Notice: The reproducibility variables underlying each score are classified using an automated LLM-based pipeline, validated against a manually labeled dataset. LLM-based classification introduces uncertainty and potential bias; scores should be interpreted as estimates. Full accuracy metrics and methodology are described in [1].

How do Large Language Models Navigate Conflicts between Honesty and Helpfulness?
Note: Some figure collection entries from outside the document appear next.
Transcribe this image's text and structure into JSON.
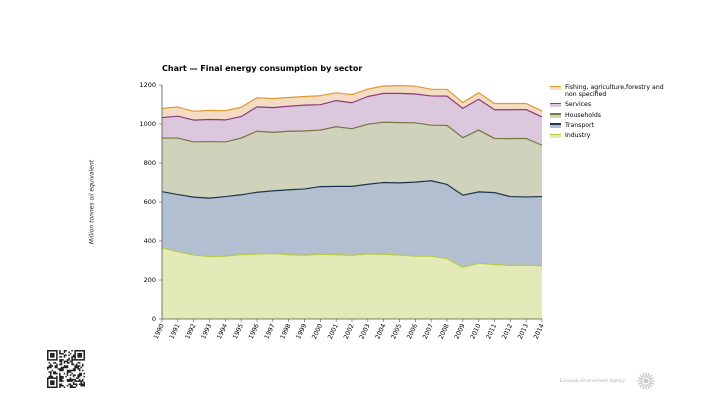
{
  "page": {
    "title": "Chart — Final energy consumption by sector",
    "agency": "European Environment Agency"
  },
  "colors": {
    "industry_fill": "#e4e9b8",
    "industry_line": "#b7c94a",
    "transport_fill": "#b1bfd0",
    "transport_line": "#1e3550",
    "households_fill": "#cfd3bb",
    "households_line": "#7a7344",
    "services_fill": "#dcc8dc",
    "services_line": "#8b3a7e",
    "fishing_fill": "#f4dcc4",
    "fishing_line": "#e09a30",
    "axis": "#555555"
  },
  "chart_data": {
    "type": "area",
    "stacked": true,
    "title": "Chart — Final energy consumption by sector",
    "xlabel": "",
    "ylabel": "Million tonnes oil equivalent",
    "ylim": [
      0,
      1200
    ],
    "yticks": [
      0,
      200,
      400,
      600,
      800,
      1000,
      1200
    ],
    "grid": false,
    "legend_position": "right",
    "x": [
      "1990",
      "1991",
      "1992",
      "1993",
      "1994",
      "1995",
      "1996",
      "1997",
      "1998",
      "1999",
      "2000",
      "2001",
      "2002",
      "2003",
      "2004",
      "2005",
      "2006",
      "2007",
      "2008",
      "2009",
      "2010",
      "2011",
      "2012",
      "2013",
      "2014"
    ],
    "series": [
      {
        "name": "Industry",
        "key": "industry",
        "values": [
          365,
          345,
          328,
          320,
          323,
          330,
          333,
          335,
          330,
          327,
          332,
          330,
          327,
          334,
          332,
          328,
          322,
          322,
          310,
          265,
          285,
          280,
          275,
          276,
          273
        ]
      },
      {
        "name": "Transport",
        "key": "transport",
        "values": [
          288,
          293,
          297,
          300,
          305,
          307,
          317,
          322,
          333,
          340,
          347,
          350,
          353,
          357,
          368,
          370,
          380,
          387,
          380,
          370,
          367,
          368,
          353,
          350,
          355
        ]
      },
      {
        "name": "Households",
        "key": "households",
        "values": [
          275,
          290,
          283,
          290,
          280,
          291,
          313,
          300,
          300,
          297,
          290,
          306,
          296,
          308,
          309,
          309,
          304,
          285,
          303,
          295,
          317,
          278,
          297,
          300,
          263
        ]
      },
      {
        "name": "Services",
        "key": "services",
        "values": [
          105,
          112,
          112,
          113,
          113,
          110,
          125,
          127,
          128,
          133,
          130,
          134,
          133,
          142,
          148,
          150,
          148,
          150,
          150,
          150,
          158,
          147,
          148,
          148,
          145
        ]
      },
      {
        "name": "Fishing, agriculture,forestry and non specified",
        "key": "fishing",
        "values": [
          47,
          47,
          45,
          47,
          47,
          48,
          47,
          46,
          45,
          44,
          46,
          40,
          42,
          38,
          38,
          40,
          40,
          34,
          35,
          30,
          33,
          32,
          32,
          31,
          31
        ]
      }
    ],
    "legend_order": [
      "fishing",
      "services",
      "households",
      "transport",
      "industry"
    ]
  }
}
Authors: Ryan Liu, Theodore Sumers, Ishita Dasgupta, Thomas L. Griffiths

ICML 2024 | Venue PDF | LLM Run Details

Reproducibility Variable Result LLM Response
Research Type Experimental We then conduct three experiments testing a suite of stateof-the-art LLMs.
Researcher Affiliation Collaboration 1Department of Computer Science, Princeton University 2Anthropic; work performed while at Princeton University 3Google DeepMind 4Department of Psychology, Princeton University.
Pseudocode No The paper does not contain any pseudocode or clearly labeled algorithm blocks.
Open Source Code No The paper does not contain an explicit statement about releasing open-source code for the described methodology, nor does it provide a link to a code repository.
Open Datasets No The paper describes generating stimuli based on the signaling bandits paradigm from Sumers et al. (2023) and refers to 'utterance-context pairs from Sumers et al. (2023)', but it does not provide concrete access information (link, DOI, repository) for the specific dataset (input stimuli and collected responses) used in their experiments.
Dataset Splits No The paper evaluates pre-trained large language models (LLMs) and does not describe training, validation, or test dataset splits for its own experiments. The term 'train' is used in the context of LLM training techniques (e.g., RLHF), not dataset partitioning for the reported experiments.
Hardware Specification No The paper mentions using various large language models (LLaMA, Mixtral, GPT) and their respective API settings but does not provide any specific hardware details (e.g., GPU models, CPU types, cloud instance specifications) used for running the experiments.
Software Dependencies No The paper mentions using 'Web PPL' and refers to models via their names (LLaMA, Mixtral, GPT) and API settings, but it does not specify concrete software dependencies with version numbers (e.g., Python version, specific library versions like PyTorch 1.9, or explicit software environment details) used for the experiments.
Experiment Setup Yes We use temperature = 0.1, top p = 0.9 for the LLa Ma models...temperature = 0.7, top p = 1 for the Mixtral models...and temperature = 1, top p = 1 for the GPT models...We used the same grid of λ [0, 1] in steps of .05 and βS, βL [1, 10] in steps of 1.